Enneagram 2: Outwardly
- Kind and approachable. Angelou never met a stranger. She treated everyone with kindness, dignity, and respect. In an interview with Nelson Gonzåles, Angelou said, “I’ve seen evidence of kindness and generosity – and those have been the turning-points in my life which confirmed my own faith and my own belief in the work ethic and the possibility of being – not a possibility, my privilege to be generous and kind.”
- Vocal activist. Angelou was a strong advocate for the causes she believed in. She used the power of storytelling to influence people to fight for equality. Her work explored important themes such as race, culture, ethnicity, gender, and sexual orientation.

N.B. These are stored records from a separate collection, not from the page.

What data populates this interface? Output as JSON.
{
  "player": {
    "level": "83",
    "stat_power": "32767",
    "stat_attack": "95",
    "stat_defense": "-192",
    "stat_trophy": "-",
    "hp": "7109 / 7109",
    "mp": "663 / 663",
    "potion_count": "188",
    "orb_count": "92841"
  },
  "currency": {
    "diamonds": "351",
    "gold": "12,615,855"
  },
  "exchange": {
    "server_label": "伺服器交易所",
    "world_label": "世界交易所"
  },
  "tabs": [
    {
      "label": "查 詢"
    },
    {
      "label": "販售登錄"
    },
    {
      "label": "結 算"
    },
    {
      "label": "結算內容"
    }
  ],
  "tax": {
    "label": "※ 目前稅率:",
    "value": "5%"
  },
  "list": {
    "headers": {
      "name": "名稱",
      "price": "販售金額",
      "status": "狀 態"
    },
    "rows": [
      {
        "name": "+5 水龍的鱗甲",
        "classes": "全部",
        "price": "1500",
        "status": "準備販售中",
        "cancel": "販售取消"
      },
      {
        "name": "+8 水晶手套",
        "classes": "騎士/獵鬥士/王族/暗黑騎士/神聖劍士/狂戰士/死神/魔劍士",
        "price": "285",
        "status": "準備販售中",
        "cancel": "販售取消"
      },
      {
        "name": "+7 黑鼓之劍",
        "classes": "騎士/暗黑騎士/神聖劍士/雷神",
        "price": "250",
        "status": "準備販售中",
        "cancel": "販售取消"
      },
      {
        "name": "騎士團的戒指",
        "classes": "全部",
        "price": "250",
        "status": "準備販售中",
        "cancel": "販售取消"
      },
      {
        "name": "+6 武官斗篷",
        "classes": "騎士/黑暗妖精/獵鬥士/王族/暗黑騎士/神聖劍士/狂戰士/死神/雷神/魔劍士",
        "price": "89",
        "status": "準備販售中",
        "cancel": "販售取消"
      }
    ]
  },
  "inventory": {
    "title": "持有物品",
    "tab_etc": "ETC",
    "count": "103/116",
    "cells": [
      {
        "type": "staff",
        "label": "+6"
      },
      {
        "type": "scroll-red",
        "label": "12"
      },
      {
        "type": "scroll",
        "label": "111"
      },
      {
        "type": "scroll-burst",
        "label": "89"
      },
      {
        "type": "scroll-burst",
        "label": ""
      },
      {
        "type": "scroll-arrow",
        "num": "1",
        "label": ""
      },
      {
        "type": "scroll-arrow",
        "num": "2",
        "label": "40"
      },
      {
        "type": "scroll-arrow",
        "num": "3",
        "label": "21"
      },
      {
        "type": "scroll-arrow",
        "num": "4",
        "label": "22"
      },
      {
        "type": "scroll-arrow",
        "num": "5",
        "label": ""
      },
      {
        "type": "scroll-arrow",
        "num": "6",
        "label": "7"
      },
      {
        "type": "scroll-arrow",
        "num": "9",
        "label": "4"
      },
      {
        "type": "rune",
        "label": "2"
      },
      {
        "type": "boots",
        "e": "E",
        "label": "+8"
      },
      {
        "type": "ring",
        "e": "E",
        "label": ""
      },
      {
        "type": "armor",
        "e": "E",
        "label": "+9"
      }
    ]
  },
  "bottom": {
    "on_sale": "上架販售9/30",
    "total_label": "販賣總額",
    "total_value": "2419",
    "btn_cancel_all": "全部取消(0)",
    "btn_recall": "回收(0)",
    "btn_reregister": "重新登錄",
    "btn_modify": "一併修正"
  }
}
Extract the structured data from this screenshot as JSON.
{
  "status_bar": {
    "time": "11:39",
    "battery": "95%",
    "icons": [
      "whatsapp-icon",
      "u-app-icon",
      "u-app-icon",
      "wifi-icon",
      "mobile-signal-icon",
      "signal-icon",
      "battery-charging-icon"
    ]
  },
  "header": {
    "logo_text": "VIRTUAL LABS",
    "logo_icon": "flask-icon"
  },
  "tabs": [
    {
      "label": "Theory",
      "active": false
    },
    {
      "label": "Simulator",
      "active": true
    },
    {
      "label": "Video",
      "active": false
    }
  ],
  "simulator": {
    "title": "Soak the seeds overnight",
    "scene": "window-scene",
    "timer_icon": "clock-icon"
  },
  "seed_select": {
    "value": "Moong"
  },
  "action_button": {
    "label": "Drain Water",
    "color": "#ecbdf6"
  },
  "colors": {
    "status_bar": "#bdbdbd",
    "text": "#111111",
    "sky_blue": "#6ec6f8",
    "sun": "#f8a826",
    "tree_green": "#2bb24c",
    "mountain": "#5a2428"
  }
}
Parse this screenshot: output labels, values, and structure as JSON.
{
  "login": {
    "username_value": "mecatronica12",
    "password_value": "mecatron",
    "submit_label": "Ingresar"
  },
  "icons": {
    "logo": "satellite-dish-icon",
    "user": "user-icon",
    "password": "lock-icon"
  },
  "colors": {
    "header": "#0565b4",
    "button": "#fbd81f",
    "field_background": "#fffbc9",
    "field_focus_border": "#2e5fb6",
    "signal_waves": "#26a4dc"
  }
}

- Selfless leader. In an HBR interview, Angelou said, “A leader sees greatness in other people. You can’t be much of a leader if all you see is yourself.” The author believed that strong leaders see themselves as equal to the people who follow them and treat others as whole human beings deserving of love and respect.
With her Myers-Briggs and Enneagram types, Maya Angelou was a strong, empathetic, and generous leader. Through her advocacy work, writing, and teaching, she’s inspired individuals around the world to lead with love, respect, and kindness.